Court Arbitration for Sport (CAS) hearings involving 39 of the 43 Russian athletes so far disqualified from the Winter Olympics in Sochi 2014 and banned from all future Games are due to begin tomorrow in Geneva.

The hearings, billed as the most significant in the history of CAS, are due to begin at 9am local time tomorrow and continue until either Friday or Saturday (January 26 or 27).

It is hoped that a decision will be announced at some stage between January 29 and February 2.

The closed hearings, taking place in the International Conference Centre of Geneva rather than the CAS headquarters in Lausanne due to the sheer numbers of people attending, have been split into two groups.
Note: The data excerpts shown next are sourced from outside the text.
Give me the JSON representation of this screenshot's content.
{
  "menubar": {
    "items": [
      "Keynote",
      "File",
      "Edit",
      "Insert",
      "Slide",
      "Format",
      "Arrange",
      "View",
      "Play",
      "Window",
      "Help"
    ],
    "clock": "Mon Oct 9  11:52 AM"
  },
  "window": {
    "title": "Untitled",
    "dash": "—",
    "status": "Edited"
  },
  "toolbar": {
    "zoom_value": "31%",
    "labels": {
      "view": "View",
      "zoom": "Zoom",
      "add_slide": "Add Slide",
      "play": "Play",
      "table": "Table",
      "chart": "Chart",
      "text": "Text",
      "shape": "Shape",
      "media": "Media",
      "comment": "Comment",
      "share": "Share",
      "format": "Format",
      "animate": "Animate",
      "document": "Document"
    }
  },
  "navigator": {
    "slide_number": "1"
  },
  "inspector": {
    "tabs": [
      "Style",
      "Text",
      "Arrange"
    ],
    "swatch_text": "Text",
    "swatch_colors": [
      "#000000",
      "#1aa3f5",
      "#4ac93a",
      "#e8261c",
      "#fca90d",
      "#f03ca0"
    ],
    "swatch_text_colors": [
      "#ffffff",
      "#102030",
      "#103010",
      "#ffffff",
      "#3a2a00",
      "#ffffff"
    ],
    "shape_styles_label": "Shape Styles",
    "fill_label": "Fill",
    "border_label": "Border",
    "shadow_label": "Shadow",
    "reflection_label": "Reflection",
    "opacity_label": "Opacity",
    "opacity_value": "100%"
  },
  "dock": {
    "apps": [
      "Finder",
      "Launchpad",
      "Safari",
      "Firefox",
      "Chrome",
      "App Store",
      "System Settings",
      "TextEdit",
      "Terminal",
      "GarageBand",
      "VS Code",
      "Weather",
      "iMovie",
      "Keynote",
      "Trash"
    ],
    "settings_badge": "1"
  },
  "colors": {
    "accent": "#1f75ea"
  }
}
Christophe Vedder has been named the President of both groups and will be joined in each by fellow German, Dirk-Reiner Martens.

Hamid Gharavi of France will also sit on the panel for the first group, which has 28 athletes, while Austria's Michael Geistlinger will play a similar role in the second group of 11 Russians. 

Grigory Rodchenkov, the former Moscow Laboratory director and the main witness in allegations against the athletes, and Richard McLaren, head of a World Anti-Doping Agency-commissioned investigation, are expected to testify via video or telephone link.

All of the 39 are accused by the International Olympic Committee (IOC) of involvement and complicity in a scheme in which urine samples were illegally tampered with and replaced with fake, clean samples during Sochi 2014. 

A key part of the Russian defence is expected to involve attempting to disprove the testimony provided by Rodchenkov, the mastermind behind the scheme before fleeing Russia for United States and becoming a whistleblower.

He currently remains in the US and is part of the witness protection programme. 

Whistleblower Grigory Rodchenkov is expected to appear by video-link in the CAS cases ©Netflix
Whistleblower Grigory Rodchenkov is expected to appear by video-link in the CAS cases ©Netflix

Around 10 to 12 of the case rest entirely on his testimony, which includes a "Duchess List" of athletes supposedly taking banned steroids, insidethegames understands, rather than on any scientific evidence.

Others are implicated by IOC-commissioned analysis of test tubes from Sochi 2014, which showed scratches indicative of tampering, as well as DNA results and analysis of salt levels in samples.

The IOC has said that it fully backs Rodchenkov's credibility as a witness.

A Russian Investigative Committee supposedly conducting its own probe has claimed to have found evidence disproving the IOC cases.

They claim to have obtained documents relating to the doping samples of 15 of the Russian athletes implicated claiming that they were transported in daytime and legitimately registered rather than transferred in a clandestine nighttime operation, as Rodchenkov and others allege.

Another key question to be ruled upon concerns the IOC attempt to award life bans to those who dope at a Games and therefore violate the Olympic Charter.

If successful, this could set a key legal precedent.

Cases involving biathletes Olga Zaytseva, Olga Vilukhina and Yana Romanova have been suspended and will not be heard this week.

Bobsleigh's Maxim Belugin is the one Russian athlete not to have appealed following his disqualification.

He is believed to have produced a positive test result following reanalysis of his samples, although full details of his case have not been disclosed.